To use the live trading and data downloading functionalities, you'll need to set up the FXCM Java Application (located in the TickRecorder directory). Detailed setup and installation instructions for that are located in that folder. Documentation for the data downloader and tick_writer scripts can also be found in their respective directories.

Contributing

This is an open source project project, so you're more than welcome to fork it and customize it for your own needs.

As for contributing to master, I'm very happy to merge pull requests containing syntax improvements, bugfixes, or small stuff like that. However, for more significant things such as rewriting large segments of code or adding new features, please file an Issue or contact me privately before putting a lot of work in.

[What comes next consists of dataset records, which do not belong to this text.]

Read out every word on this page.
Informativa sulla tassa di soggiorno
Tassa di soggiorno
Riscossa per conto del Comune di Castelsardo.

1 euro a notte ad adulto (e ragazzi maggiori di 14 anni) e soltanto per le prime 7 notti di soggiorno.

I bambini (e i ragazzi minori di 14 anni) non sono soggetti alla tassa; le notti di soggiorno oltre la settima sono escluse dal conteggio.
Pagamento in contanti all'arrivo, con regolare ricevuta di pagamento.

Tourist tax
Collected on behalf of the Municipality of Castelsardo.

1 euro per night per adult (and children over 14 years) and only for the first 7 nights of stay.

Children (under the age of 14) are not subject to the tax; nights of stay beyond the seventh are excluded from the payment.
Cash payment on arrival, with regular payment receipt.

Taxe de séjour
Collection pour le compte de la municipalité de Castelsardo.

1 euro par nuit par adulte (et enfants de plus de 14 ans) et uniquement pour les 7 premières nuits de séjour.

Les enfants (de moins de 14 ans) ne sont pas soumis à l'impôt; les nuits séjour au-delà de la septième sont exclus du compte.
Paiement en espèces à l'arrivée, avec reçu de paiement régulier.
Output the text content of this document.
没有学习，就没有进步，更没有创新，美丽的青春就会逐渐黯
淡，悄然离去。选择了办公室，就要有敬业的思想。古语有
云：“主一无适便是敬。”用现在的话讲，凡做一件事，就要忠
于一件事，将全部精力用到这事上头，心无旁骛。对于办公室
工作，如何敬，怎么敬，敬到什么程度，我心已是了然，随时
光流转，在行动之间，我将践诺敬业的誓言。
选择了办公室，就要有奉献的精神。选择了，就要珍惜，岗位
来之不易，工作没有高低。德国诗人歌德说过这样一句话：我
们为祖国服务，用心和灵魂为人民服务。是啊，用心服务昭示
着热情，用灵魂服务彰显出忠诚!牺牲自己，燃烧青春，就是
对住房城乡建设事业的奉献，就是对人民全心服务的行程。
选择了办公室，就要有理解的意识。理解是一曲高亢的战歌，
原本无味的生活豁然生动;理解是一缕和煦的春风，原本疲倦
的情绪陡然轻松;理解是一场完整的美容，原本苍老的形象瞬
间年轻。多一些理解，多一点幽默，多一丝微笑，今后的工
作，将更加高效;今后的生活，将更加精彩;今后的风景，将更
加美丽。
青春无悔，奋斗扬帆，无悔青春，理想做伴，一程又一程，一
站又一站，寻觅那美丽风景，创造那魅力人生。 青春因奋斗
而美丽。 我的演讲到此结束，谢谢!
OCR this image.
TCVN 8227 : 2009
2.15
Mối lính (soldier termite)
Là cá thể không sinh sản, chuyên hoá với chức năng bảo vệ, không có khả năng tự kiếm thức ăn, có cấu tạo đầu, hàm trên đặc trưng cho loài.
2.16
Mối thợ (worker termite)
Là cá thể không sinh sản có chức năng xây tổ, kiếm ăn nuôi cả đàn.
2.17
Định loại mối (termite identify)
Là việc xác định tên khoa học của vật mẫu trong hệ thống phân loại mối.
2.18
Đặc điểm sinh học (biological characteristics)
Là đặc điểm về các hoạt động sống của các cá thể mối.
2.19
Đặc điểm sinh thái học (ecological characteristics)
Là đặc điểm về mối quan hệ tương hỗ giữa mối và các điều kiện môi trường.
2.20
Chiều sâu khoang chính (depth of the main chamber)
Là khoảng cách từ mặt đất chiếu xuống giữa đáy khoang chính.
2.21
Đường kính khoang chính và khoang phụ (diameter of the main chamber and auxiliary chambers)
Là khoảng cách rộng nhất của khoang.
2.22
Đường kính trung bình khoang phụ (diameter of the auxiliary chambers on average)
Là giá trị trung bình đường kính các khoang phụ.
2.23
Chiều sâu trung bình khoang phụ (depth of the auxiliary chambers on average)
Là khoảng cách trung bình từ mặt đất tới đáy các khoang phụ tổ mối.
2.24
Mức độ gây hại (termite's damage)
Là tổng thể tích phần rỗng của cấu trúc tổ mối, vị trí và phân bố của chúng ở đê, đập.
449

In addition, I will not accept any pull requests solely consisting of stylistic changes such as running files through rustfmt or linting the platform with Clippy. I'm aware that some of the choices in syntax and style I've used aren't 100% "rusty," but I made the choices I made for a reason. Things like fixing typos, adding in more clear or detailed comments/documentation, or re-implementing functions in a more concise or efficient method are very welcome, however.

Closing Remarks

If you've got any feedback or comments on the project, I'd love to hear it! I'm always working on developing my skills as a programmer, so any sage advice from seasoned veterans (or questions from eager beginners) are very welcome.

If you find this project useful, exciting, or have plans to use this in production, please let me know! I'd maybe be willing to work with you to make sure that your needs are met and improve the platform in the process.